理想ダイオード・コントローラーは、外部MOSFET(金属酸化膜半導体電界効果トランジスタ)を駆動し、逆入力保護と出力電圧維持のために従来使われてきたショットキー・ダイオードを置き換える。MOSFETの電圧降下が少ないため、通常動作中の電力損失をショットキー・ダイオードの順方向電圧よりも低く抑える。電源故障や停電、入力短絡などの障害時に逆電圧が発生した場合、MOSFETをオフにすることで、付随する逆方向の過渡電流を阻止できるという。

理想ダイオード・コントローラーは電源のOR-ingも提供し、メーン・バッテリーとバックアップ・バッテリーを切り替えることで、先進運転支援システム(ADAS)や自動運転などの安全重視の機器に中断なく電源を供給することが可能。

■「ASIL―D」に準拠

STPM801は保護機能と監視機能も備えており、自動車の機能安全規格「ISO26262」の最上位である「ASIL―D」までのシステム向けの機能安全性要件を満たすアプリケーションに最適。これらの機能はVFQFN―32パッケージ(5×5mm)に入っているため、基板面積の小型化と外付け部品の削減を実現する。
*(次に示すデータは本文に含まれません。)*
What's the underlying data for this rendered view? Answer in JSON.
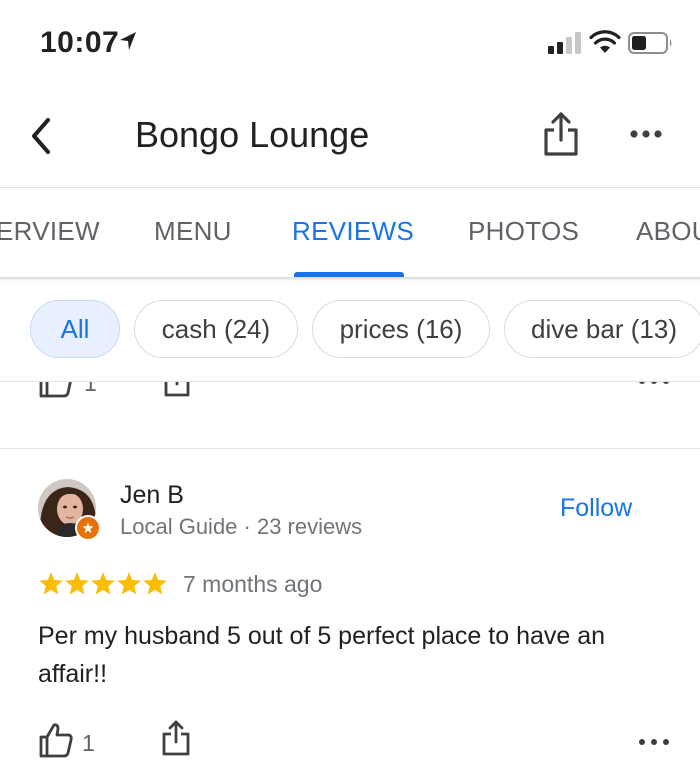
{
  "status_bar": {
    "time": "10:07",
    "icons": [
      "location-arrow-icon",
      "cellular-signal-icon",
      "wifi-icon",
      "battery-icon"
    ]
  },
  "header": {
    "title": "Bongo Lounge",
    "icons": [
      "back-chevron-icon",
      "share-icon",
      "more-horizontal-icon"
    ]
  },
  "tabs": [
    {
      "label": "OVERVIEW",
      "visible_text": "ERVIEW",
      "active": false
    },
    {
      "label": "MENU",
      "visible_text": "MENU",
      "active": false
    },
    {
      "label": "REVIEWS",
      "visible_text": "REVIEWS",
      "active": true
    },
    {
      "label": "PHOTOS",
      "visible_text": "PHOTOS",
      "active": false
    },
    {
      "label": "ABOUT",
      "visible_text": "ABOU",
      "active": false
    }
  ],
  "filter_chips": [
    {
      "label": "All",
      "selected": true
    },
    {
      "label": "cash (24)",
      "selected": false
    },
    {
      "label": "prices (16)",
      "selected": false
    },
    {
      "label": "dive bar (13)",
      "selected": false
    }
  ],
  "previous_review": {
    "like_count": "1"
  },
  "review": {
    "reviewer_name": "Jen B",
    "reviewer_meta": "Local Guide · 23 reviews",
    "follow_label": "Follow",
    "rating": 5,
    "max_rating": 5,
    "time_ago": "7 months ago",
    "text": "Per my husband 5 out of 5 perfect place to have an affair!!",
    "like_count": "1"
  },
  "colors": {
    "accent": "#1a73e8",
    "star": "#fbbc04",
    "local_guide_badge": "#e8710a",
    "chip_selected_bg": "#e8f0fe",
    "secondary_text": "#70757a"
  }
}
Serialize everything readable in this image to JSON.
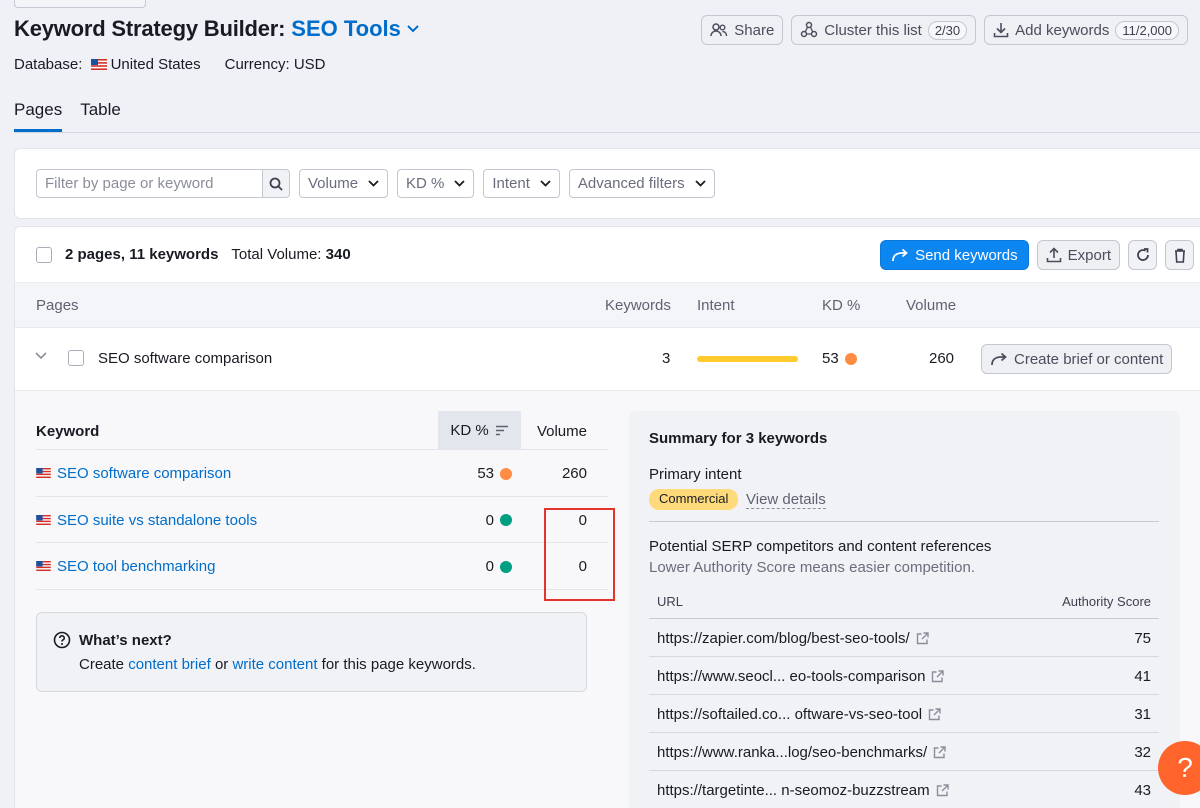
{
  "header": {
    "title": "Keyword Strategy Builder:",
    "project": "SEO Tools",
    "database_label": "Database:",
    "database_value": "United States",
    "currency_label": "Currency:",
    "currency_value": "USD",
    "share_label": "Share",
    "cluster_label": "Cluster this list",
    "cluster_count": "2/30",
    "add_label": "Add keywords",
    "add_count": "11/2,000"
  },
  "tabs": [
    {
      "label": "Pages",
      "active": true
    },
    {
      "label": "Table",
      "active": false
    }
  ],
  "filters": {
    "search_placeholder": "Filter by page or keyword",
    "volume": "Volume",
    "kd": "KD %",
    "intent": "Intent",
    "advanced": "Advanced filters"
  },
  "toolbar": {
    "summary": "2 pages, 11 keywords",
    "total_volume_label": "Total Volume:",
    "total_volume_value": "340",
    "send_label": "Send keywords",
    "export_label": "Export"
  },
  "columns": {
    "pages": "Pages",
    "keywords": "Keywords",
    "intent": "Intent",
    "kd": "KD %",
    "volume": "Volume"
  },
  "page_row": {
    "name": "SEO software comparison",
    "keywords": "3",
    "kd": "53",
    "kd_color": "#ff8c43",
    "intent_color": "#ffca2b",
    "volume": "260",
    "brief_label": "Create brief or content"
  },
  "keyword_table": {
    "headers": {
      "keyword": "Keyword",
      "kd": "KD %",
      "volume": "Volume"
    },
    "rows": [
      {
        "keyword": "SEO software comparison",
        "kd": "53",
        "kd_color": "#ff8c43",
        "volume": "260"
      },
      {
        "keyword": "SEO suite vs standalone tools",
        "kd": "0",
        "kd_color": "#009f81",
        "volume": "0"
      },
      {
        "keyword": "SEO tool benchmarking",
        "kd": "0",
        "kd_color": "#009f81",
        "volume": "0"
      }
    ]
  },
  "whats_next": {
    "title": "What’s next?",
    "text_1": "Create",
    "link_1": "content brief",
    "text_2": "or",
    "link_2": "write content",
    "text_3": "for this page keywords."
  },
  "summary": {
    "title": "Summary for 3 keywords",
    "primary_intent_label": "Primary intent",
    "intent_badge": "Commercial",
    "view_details": "View details",
    "competitors_title": "Potential SERP competitors and content references",
    "competitors_note": "Lower Authority Score means easier competition.",
    "url_header": "URL",
    "score_header": "Authority Score",
    "urls": [
      {
        "url": "https://zapier.com/blog/best-seo-tools/",
        "score": "75"
      },
      {
        "url": "https://www.seocl... eo-tools-comparison",
        "score": "41"
      },
      {
        "url": "https://softailed.co... oftware-vs-seo-tool",
        "score": "31"
      },
      {
        "url": "https://www.ranka...log/seo-benchmarks/",
        "score": "32"
      },
      {
        "url": "https://targetinte... n-seomoz-buzzstream",
        "score": "43"
      }
    ]
  },
  "help": {
    "label": "?"
  },
  "colors": {
    "accent": "#006dca",
    "primary_button": "#0c86f0",
    "help": "#ff642d",
    "highlight": "#e2342b"
  }
}
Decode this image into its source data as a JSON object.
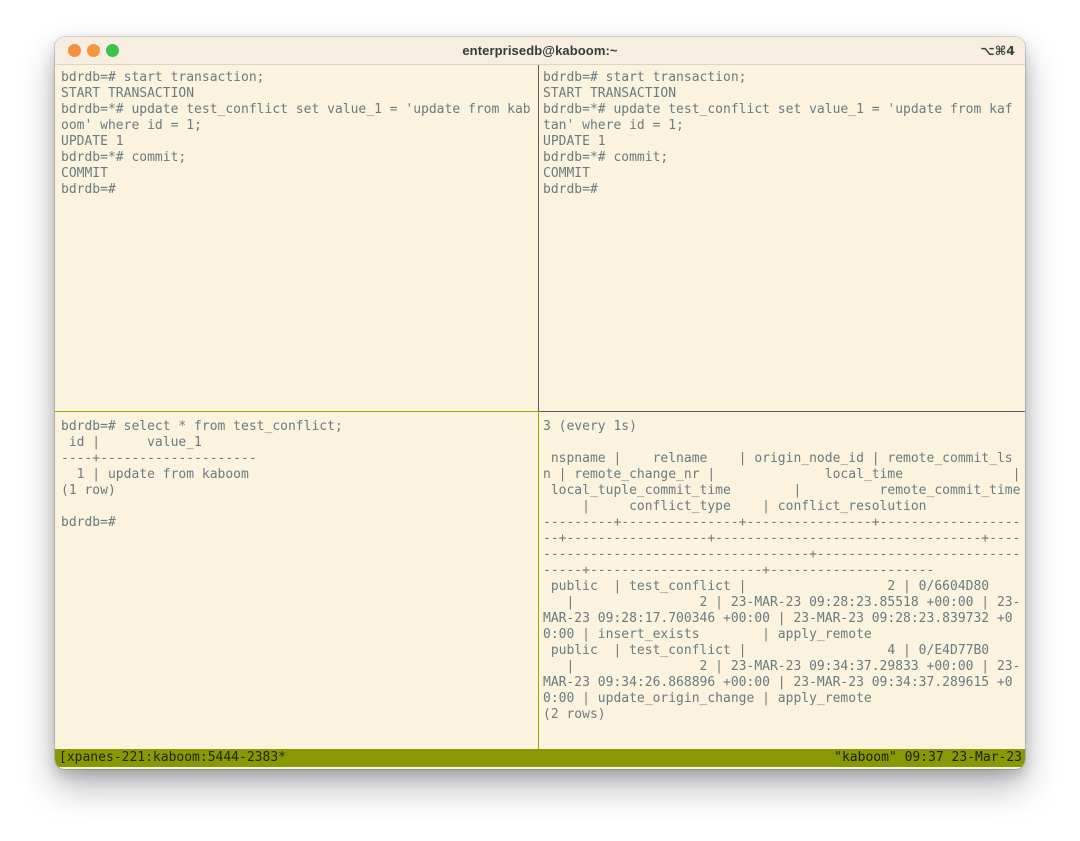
{
  "window": {
    "title": "enterprisedb@kaboom:~",
    "shortcut": "⌥⌘4"
  },
  "panes": {
    "top_left": {
      "lines": [
        "bdrdb=# start transaction;",
        "START TRANSACTION",
        "bdrdb=*# update test_conflict set value_1 = 'update from kab",
        "oom' where id = 1;",
        "UPDATE 1",
        "bdrdb=*# commit;",
        "COMMIT",
        "bdrdb=#"
      ]
    },
    "top_right": {
      "lines": [
        "bdrdb=# start transaction;",
        "START TRANSACTION",
        "bdrdb=*# update test_conflict set value_1 = 'update from kaf",
        "tan' where id = 1;",
        "UPDATE 1",
        "bdrdb=*# commit;",
        "COMMIT",
        "bdrdb=#"
      ]
    },
    "bottom_left": {
      "lines": [
        "bdrdb=# select * from test_conflict;",
        " id |      value_1",
        "----+--------------------",
        "  1 | update from kaboom",
        "(1 row)",
        "",
        "bdrdb=#"
      ]
    },
    "bottom_right": {
      "lines": [
        "3 (every 1s)",
        "",
        " nspname |    relname    | origin_node_id | remote_commit_ls",
        "n | remote_change_nr |              local_time              |",
        " local_tuple_commit_time        |          remote_commit_time",
        "     |     conflict_type    | conflict_resolution",
        "---------+---------------+----------------+------------------",
        "--+------------------+----------------------------------+----",
        "----------------------------------+--------------------------",
        "-----+----------------------+---------------------",
        " public  | test_conflict |                  2 | 0/6604D80",
        "   |                2 | 23-MAR-23 09:28:23.85518 +00:00 | 23-",
        "MAR-23 09:28:17.700346 +00:00 | 23-MAR-23 09:28:23.839732 +0",
        "0:00 | insert_exists        | apply_remote",
        " public  | test_conflict |                  4 | 0/E4D77B0",
        "   |                2 | 23-MAR-23 09:34:37.29833 +00:00 | 23-",
        "MAR-23 09:34:26.868896 +00:00 | 23-MAR-23 09:34:37.289615 +0",
        "0:00 | update_origin_change | apply_remote",
        "(2 rows)"
      ]
    }
  },
  "status_bar": {
    "left": "[xpanes-221:kaboom:5444-2383*",
    "right": "\"kaboom\" 09:37 23-Mar-23"
  },
  "colors": {
    "terminal_bg": "#fbf3dd",
    "titlebar_bg": "#f8ede1",
    "text": "#6a7b82",
    "status_bar_bg": "#899803",
    "status_bar_text": "#20280a",
    "active_pane_border": "#98a702",
    "inactive_pane_border": "#4e5f6a",
    "traffic_close": "#f2903e",
    "traffic_minimize": "#f3973e",
    "traffic_zoom": "#3cc34a"
  }
}
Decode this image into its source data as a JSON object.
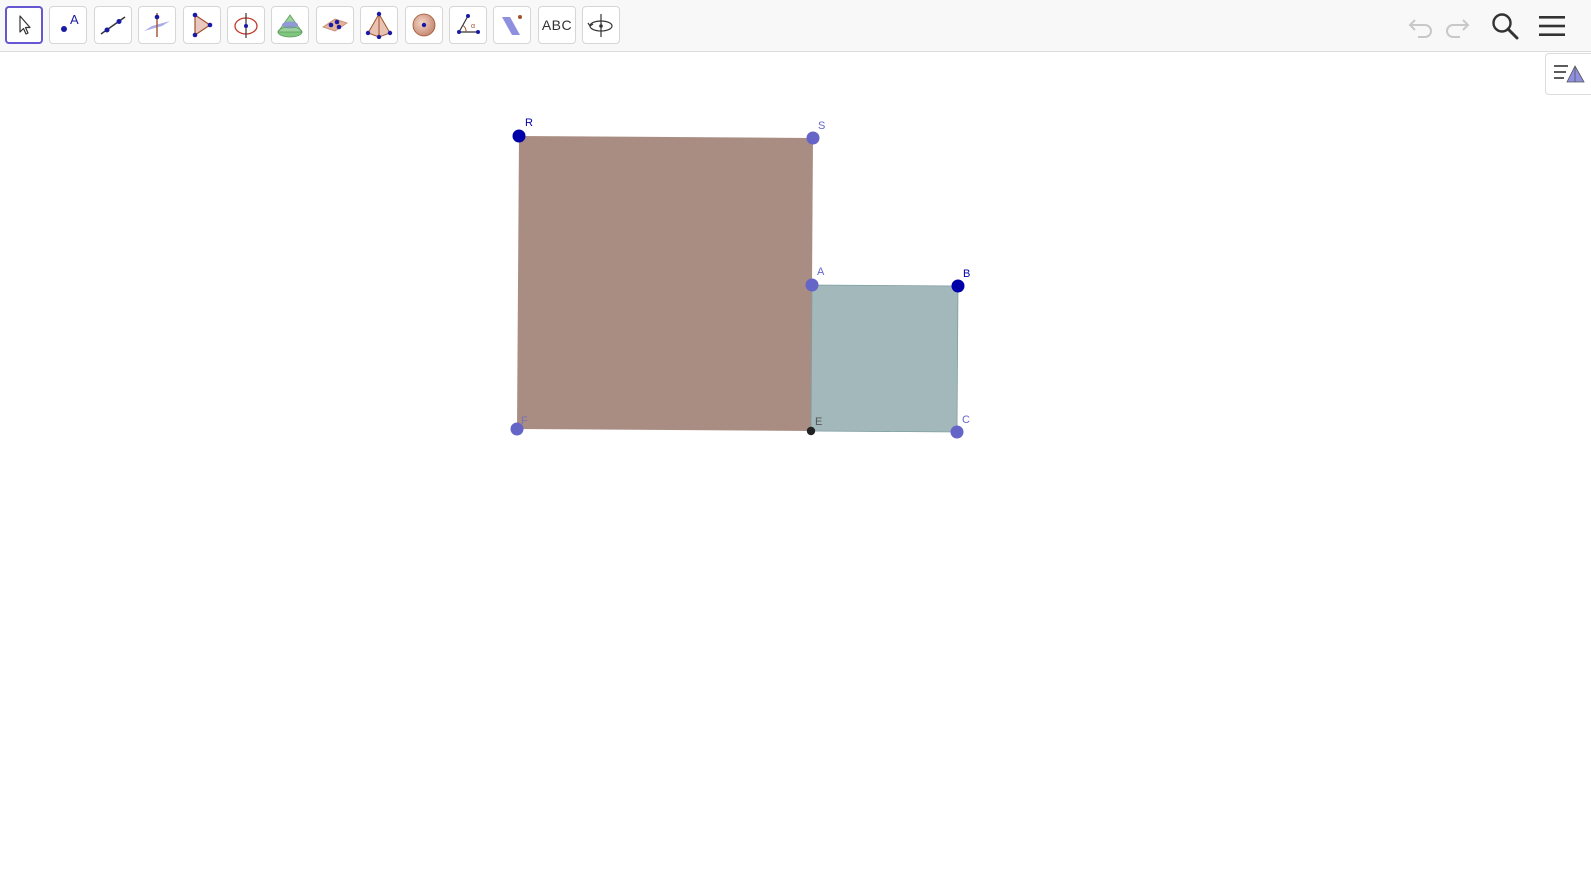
{
  "toolbar": {
    "tools": [
      {
        "name": "move-tool",
        "icon": "cursor-arrow-icon",
        "selected": true
      },
      {
        "name": "point-tool",
        "icon": "point-icon",
        "label": "A"
      },
      {
        "name": "line-tool",
        "icon": "line-icon"
      },
      {
        "name": "perpendicular-tool",
        "icon": "perpendicular-plane-icon"
      },
      {
        "name": "polygon-tool",
        "icon": "polygon-icon"
      },
      {
        "name": "circle-axis-tool",
        "icon": "circle-axis-icon"
      },
      {
        "name": "intersect-surfaces-tool",
        "icon": "cone-icon"
      },
      {
        "name": "plane-three-points-tool",
        "icon": "plane-points-icon"
      },
      {
        "name": "pyramid-tool",
        "icon": "pyramid-icon"
      },
      {
        "name": "sphere-tool",
        "icon": "sphere-icon"
      },
      {
        "name": "angle-tool",
        "icon": "angle-icon"
      },
      {
        "name": "reflect-plane-tool",
        "icon": "reflect-plane-icon"
      },
      {
        "name": "text-tool",
        "icon": "text-icon",
        "label": "ABC"
      },
      {
        "name": "rotate-view-tool",
        "icon": "rotate-view-icon"
      }
    ]
  },
  "colors": {
    "brown_polygon": "#a98d82",
    "teal_polygon": "#a3b8bb",
    "point_dark": "#0000a8",
    "point_light": "#6565c8",
    "point_black": "#222222",
    "selected_border": "#6557d2"
  },
  "points": {
    "R": {
      "label": "R"
    },
    "S": {
      "label": "S"
    },
    "A": {
      "label": "A"
    },
    "B": {
      "label": "B"
    },
    "C": {
      "label": "C"
    },
    "E": {
      "label": "E"
    },
    "F": {
      "label": "F"
    }
  }
}
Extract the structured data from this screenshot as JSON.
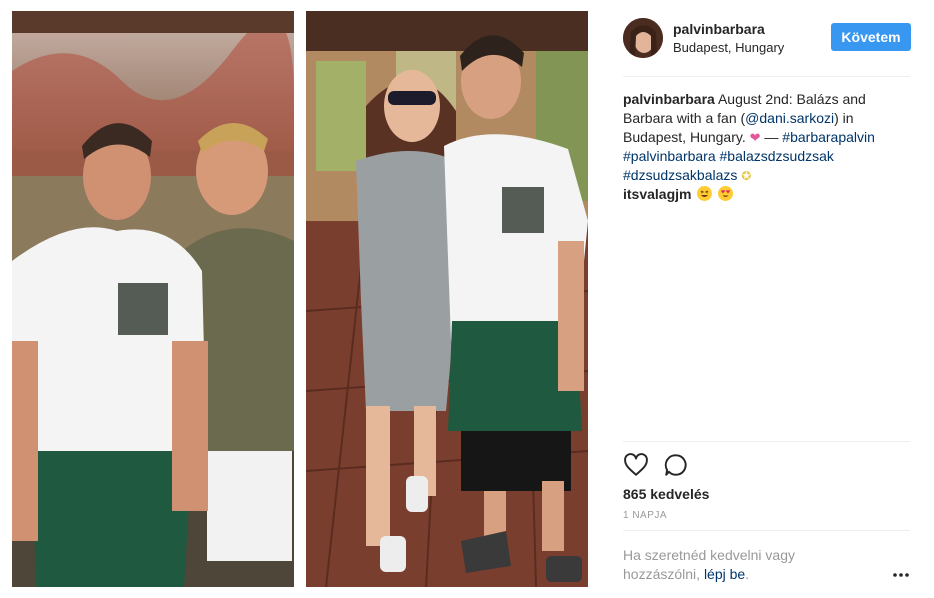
{
  "post": {
    "username": "palvinbarbara",
    "location": "Budapest, Hungary",
    "follow_label": "Követem",
    "caption": {
      "username": "palvinbarbara",
      "text_1": " August 2nd: Balázs and Barbara with a fan (",
      "mention": "@dani.sarkozi",
      "text_2": ") in Budapest, Hungary. ",
      "dash": " — ",
      "tag_1": "#barbarapalvin",
      "tag_2": "#palvinbarbara",
      "tag_3": "#balazsdzsudzsak",
      "tag_4": "#dzsudzsakbalazs"
    },
    "comment": {
      "username": "itsvalagjm"
    },
    "likes": "865 kedvelés",
    "time": "1 NAPJA",
    "login_prompt": {
      "text": "Ha szeretnéd kedvelni vagy hozzászólni, ",
      "link": "lépj be",
      "end": "."
    },
    "icons": {
      "like": "heart-icon",
      "comment": "comment-icon",
      "more": "more-options-icon"
    },
    "colors": {
      "follow": "#3897f0",
      "link": "#003569",
      "muted": "#999999"
    }
  }
}
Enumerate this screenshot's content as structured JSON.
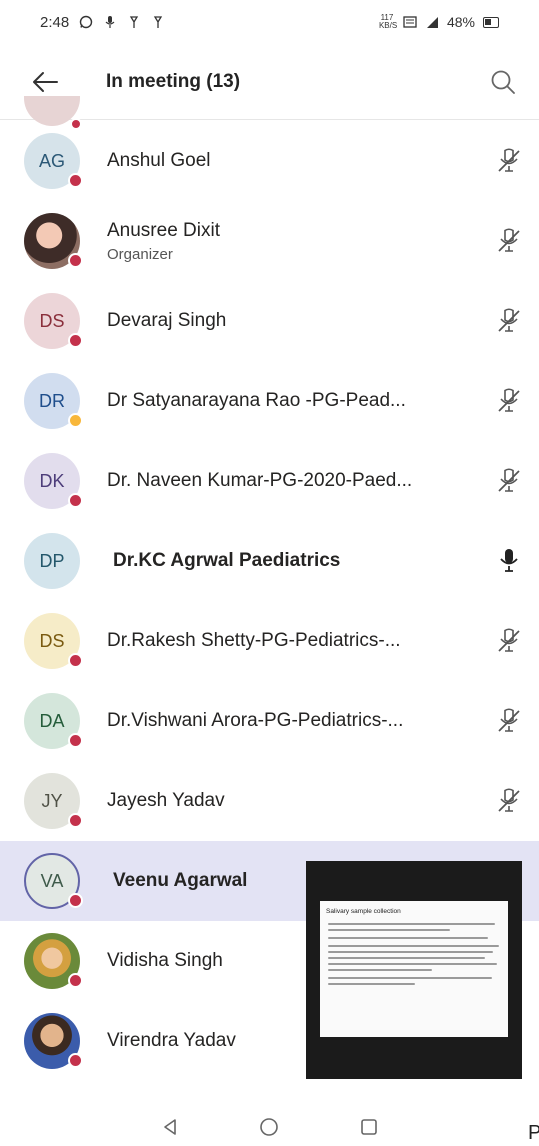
{
  "status_bar": {
    "time": "2:48",
    "battery": "48%",
    "data_rate": "117 KB/S"
  },
  "header": {
    "title": "In meeting (13)"
  },
  "colors": {
    "accent": "#6264a7",
    "busy": "#c4314b",
    "away": "#f8b73b",
    "selected_row": "#e3e3f4"
  },
  "participants": [
    {
      "initials": "AG",
      "name": "Anshul Goel",
      "role": "",
      "presence": "busy",
      "mic": "muted"
    },
    {
      "initials": "",
      "name": "Anusree Dixit",
      "role": "Organizer",
      "presence": "busy",
      "mic": "muted"
    },
    {
      "initials": "DS",
      "name": "Devaraj Singh",
      "role": "",
      "presence": "busy",
      "mic": "muted"
    },
    {
      "initials": "DR",
      "name": "Dr Satyanarayana  Rao -PG-Pead...",
      "role": "",
      "presence": "away",
      "mic": "muted"
    },
    {
      "initials": "DK",
      "name": "Dr. Naveen  Kumar-PG-2020-Paed...",
      "role": "",
      "presence": "busy",
      "mic": "muted"
    },
    {
      "initials": "DP",
      "name": "Dr.KC Agrwal Paediatrics",
      "role": "",
      "presence": "none",
      "mic": "on"
    },
    {
      "initials": "DS",
      "name": "Dr.Rakesh Shetty-PG-Pediatrics-...",
      "role": "",
      "presence": "busy",
      "mic": "muted"
    },
    {
      "initials": "DA",
      "name": "Dr.Vishwani Arora-PG-Pediatrics-...",
      "role": "",
      "presence": "busy",
      "mic": "muted"
    },
    {
      "initials": "JY",
      "name": "Jayesh Yadav",
      "role": "",
      "presence": "busy",
      "mic": "muted"
    },
    {
      "initials": "VA",
      "name": "Veenu Agarwal",
      "role": "",
      "presence": "busy",
      "mic": "none"
    },
    {
      "initials": "",
      "name": "Vidisha Singh",
      "role": "",
      "presence": "busy",
      "mic": "none"
    },
    {
      "initials": "",
      "name": "Virendra Yadav",
      "role": "",
      "presence": "busy",
      "mic": "none"
    }
  ],
  "shared_screen": {
    "doc_title": "Salivary sample collection"
  }
}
電源電圧4~65ボルトで動作し、暗電流が25マイクロアンペアと低く、自動車の電気的障害に耐え、車両電源オフ時のバッテリー消費量を最小限に抑える。STPM801は、ゾーン/ボディECU(電子制御ユニット)、ADAS ECU、高性能コンピューティングECU、インフォテインメントECU、冗長電源供給システム、デュアル・バッテリー・システムで使用されている。現在量産中で、単価は1000個購入時に約3米ドル。